Yeni tehditler sürecek. Siber hijyeni göz ardı etmeyin veya savunmanızı güçlü saldırı tehdidi simülasyonu yoluyla doğrulamayın. Diş ipi kullanmak gibi. Bunun önemli olduğunu biliyoruz, ancak çoğu bunu yapmıyor. Siber-diş eti iltihabından kaçının ve önleyici bakım asla aynı görünmeyecek.

Luke Secrist, CEO, BuddoBot

BuddoBot CEO’su Luke Secrist tarafından

ABD Deniz Piyadeleri gazisi Luke Secrist, kariyerine askeri savunma müteahhitliğinde BT güvenlik mühendisi ve sistem yöneticisi olarak başladı. Farklı büyüklükteki şirketlerde çalışırken kendi siber güvenlik işini kurma arzusu arttı. Yapılandırılmış ama yapısızlaştırılmış bir ortamda konu uzmanlığını ve yaratıcılığı geliştirecek ticari bir girişim tasavvur etti.
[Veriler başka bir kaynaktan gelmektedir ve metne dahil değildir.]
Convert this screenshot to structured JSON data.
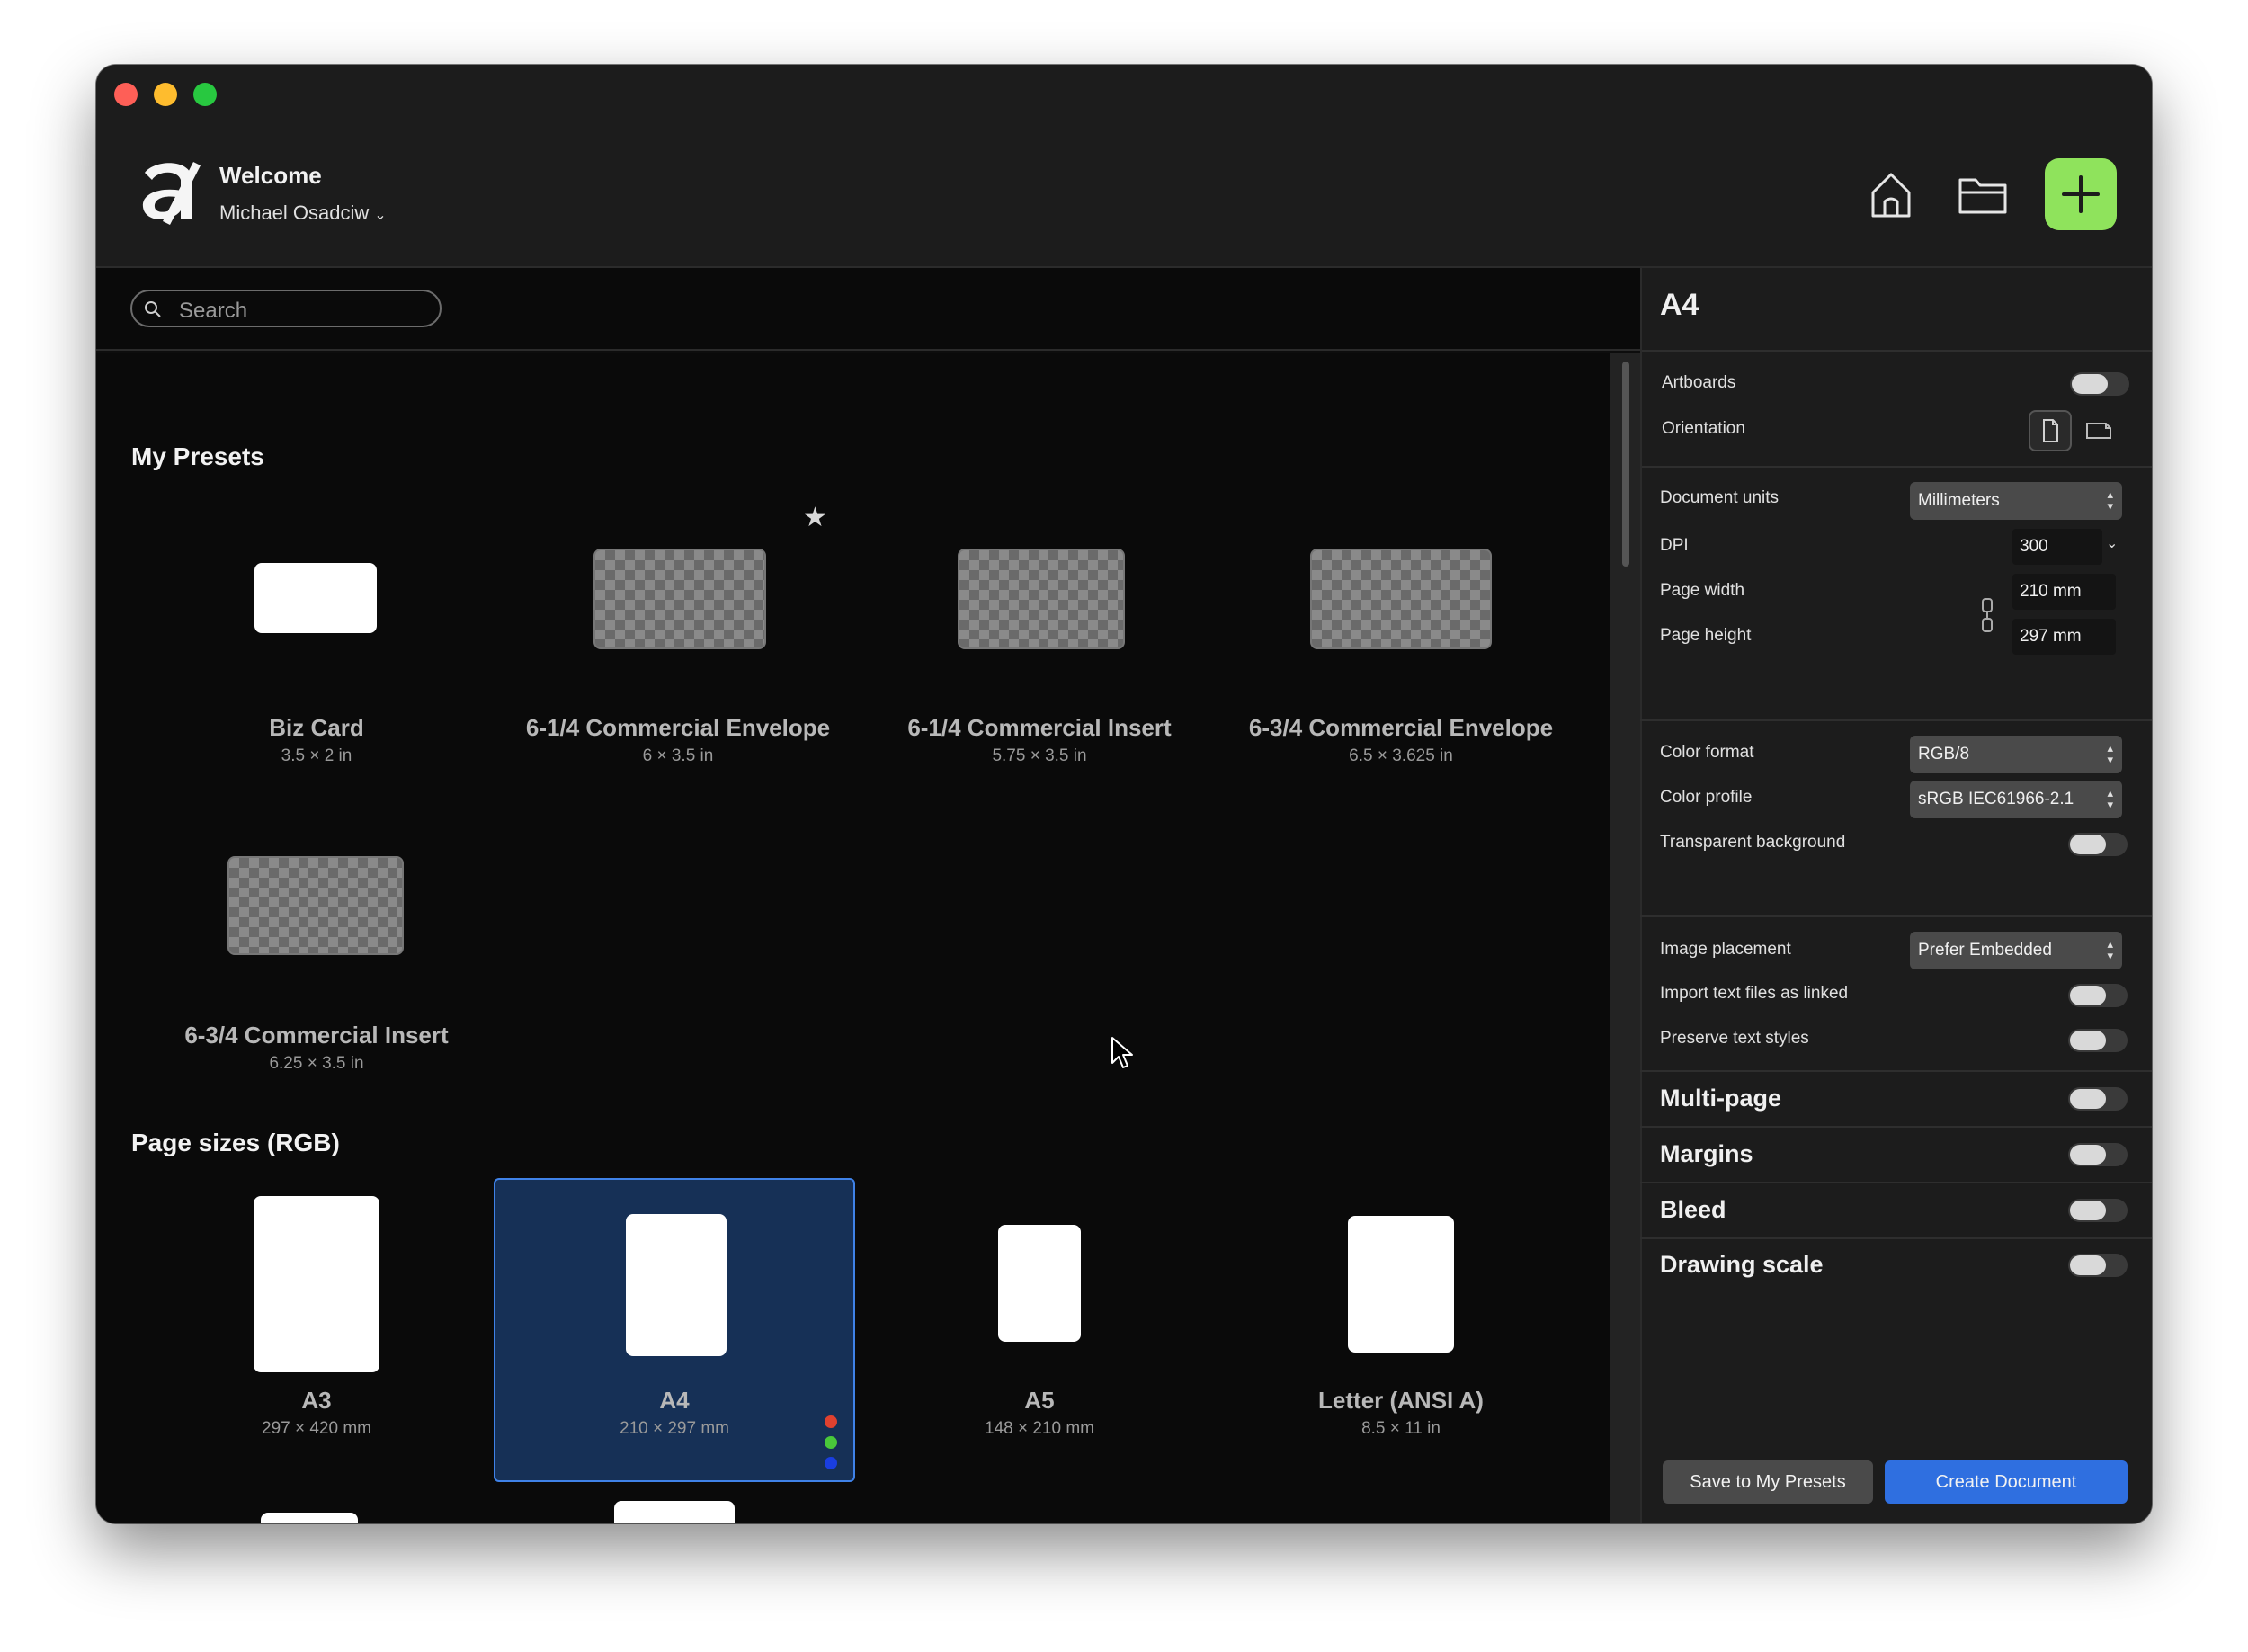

Bu hayalini 2008 yılında, müşterilerinin BT sistemlerini kötü aktörlerden korumak için saldırgan (savunmaya karşı) bir yaklaşım benimseyen bir siber güvenlik firması olan BuddoBot ile gerçekleştirdi.

Şirketin adı, Secrist’in profesyonel hizmet sağlama konusundaki arkadaş canlısı ve ekip odaklı tarzını yansıtan “Buddo” (dost kelimesinin bir türevi) ve “Bot” (teknik verimlilik ve doğruluğun bir temsili) birleşimidir. Aynı zamanda, insanların gerçek tehditleri azaltmalarına yardımcı olmak için alışılmışın dışında öğrenme ve düşünme arzusuyla yönlendirilen bir kurumsal kültürü sembolize eder. BuddoBot, federal hükümet, sağlık, üretim, finansal hizmetler, eğitim ve diğer sektörlerdeki geniş bir müşteri listesine hizmet vermektedir.